I agree. My parents are nothing but supportive of bf, but I go into the living room while they're in the family room. Anyone is welcome to join me. Nursing has never been a pick-up-the-shirt-and-latch-on thing for me. It's usually a get naked/get comfy, then cover thing for me.
post #18 of 24
Like other posters, I don't think it is rude to stay in the same room when it makes someone uncomfortable. I do think it is rude to be purposely in-your-face about it. Meaning, if you know someone is uncomfortable with you nursing and you purposely seek them out, position yourself directly in front of them and breastfeed topless, for the sole purpose of making them squirm--that would be rude, IMO. Now, whether they deserve it or not--well, that depends on your relationship with that person

While I don't think it is RUDE to stay in the same room, I do think that it is POLITE for me to take their discomfort into consideration and if it is no skin off my nose, do something to alleviate that for them. And that goes for anything, not just nursing.
post #19 of 24
Definetly not rude to stay where you are and nurse. If they have a problem with it THEY can move.
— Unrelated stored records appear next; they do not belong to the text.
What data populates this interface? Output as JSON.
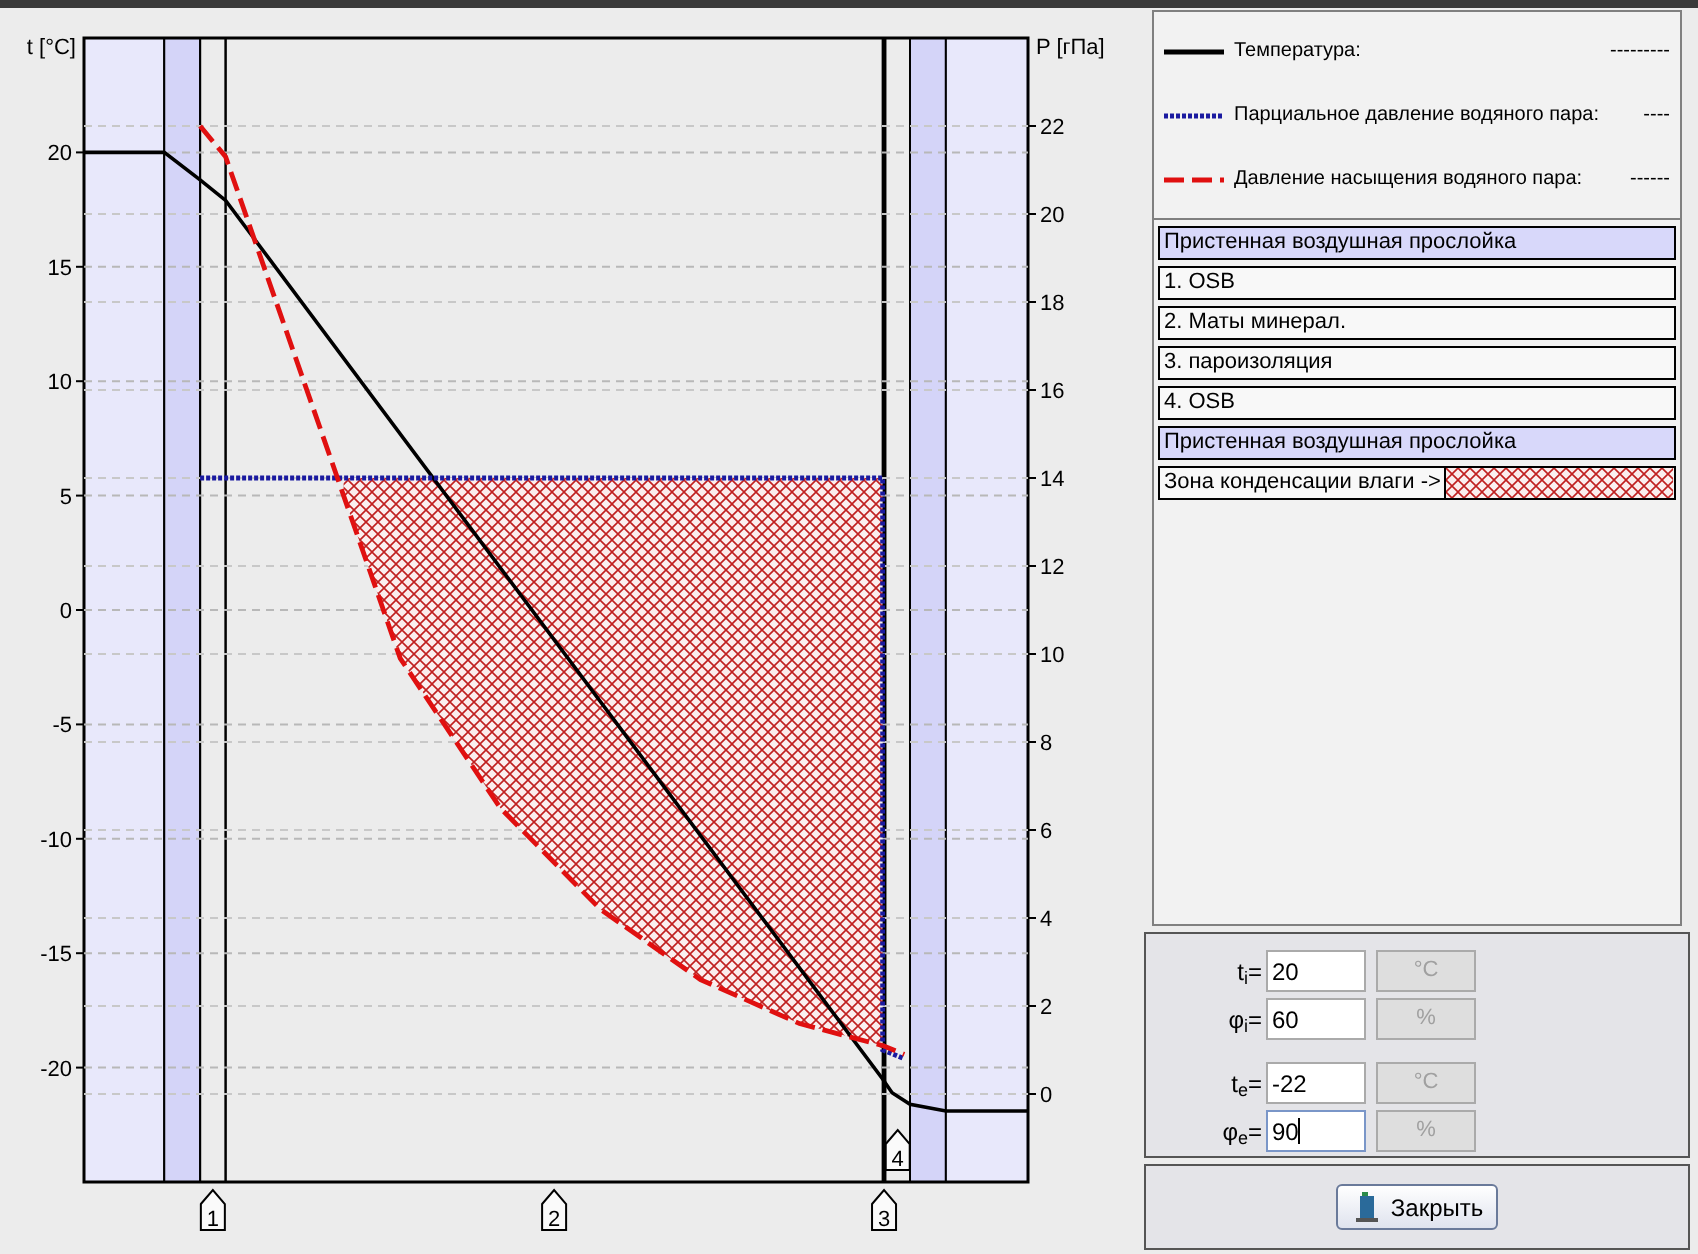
{
  "chart": {
    "left_axis_label": "t [°C]",
    "right_axis_label": "P [гПа]",
    "left_ticks": [
      "20",
      "15",
      "10",
      "5",
      "0",
      "-5",
      "-10",
      "-15",
      "-20"
    ],
    "right_ticks": [
      "22",
      "20",
      "18",
      "16",
      "14",
      "12",
      "10",
      "8",
      "6",
      "4",
      "2",
      "0"
    ],
    "markers": [
      "4",
      "1",
      "2",
      "3"
    ]
  },
  "legend": [
    {
      "label": "Температура:",
      "value": "---------",
      "color": "#000000"
    },
    {
      "label": "Парциальное давление водяного пара:",
      "value": "----",
      "color": "#1a1aa0"
    },
    {
      "label": "Давление насыщения водяного пара:",
      "value": "------",
      "color": "#e01010"
    }
  ],
  "layers": [
    {
      "kind": "air",
      "label": "Пристенная воздушная прослойка"
    },
    {
      "kind": "layer",
      "label": "1. OSB"
    },
    {
      "kind": "layer",
      "label": "2. Маты минерал."
    },
    {
      "kind": "layer",
      "label": "3. пароизоляция"
    },
    {
      "kind": "layer",
      "label": "4. OSB"
    },
    {
      "kind": "air",
      "label": "Пристенная воздушная прослойка"
    },
    {
      "kind": "condensation",
      "label": "Зона конденсации влаги ->"
    }
  ],
  "inputs": [
    {
      "label": "t$_{i}$=",
      "value": "20",
      "unit": "°C",
      "unit_disabled": true,
      "focused": false
    },
    {
      "label": "φ$_{i}$=",
      "value": "60",
      "unit": "%",
      "unit_disabled": true,
      "focused": false
    },
    {
      "label": "t$_{e}$=",
      "value": "-22",
      "unit": "°C",
      "unit_disabled": true,
      "focused": false
    },
    {
      "label": "φ$_{e}$=",
      "value": "90",
      "unit": "%",
      "unit_disabled": true,
      "focused": true
    }
  ],
  "close_button": {
    "label": "Закрыть"
  }
}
I've definetly had people throw towels/blankets/whatever at me when nursing DS1 at various times - I threw them back, with an eyeroll. If they threw it back at me or said anything else, I tended to respond with "how bout you go eat YOUR dinner in the bathroom and/or hidden under a towel?" nice'n loud so that EVERYONE could hear it and look at them like 'what??' That settled it for most all of them.
post #20 of 24
Like others, I prefer to use BFing as a time to take a break from everyone else, so I tend to leave the room for my own comfort. That said, if someone was really uncomfortable, like my FIL, and I was in his living room, I'd move to a bedroom or something. If I was in my house in my normal nursing spot, I'd expect him to move if it really bothered him.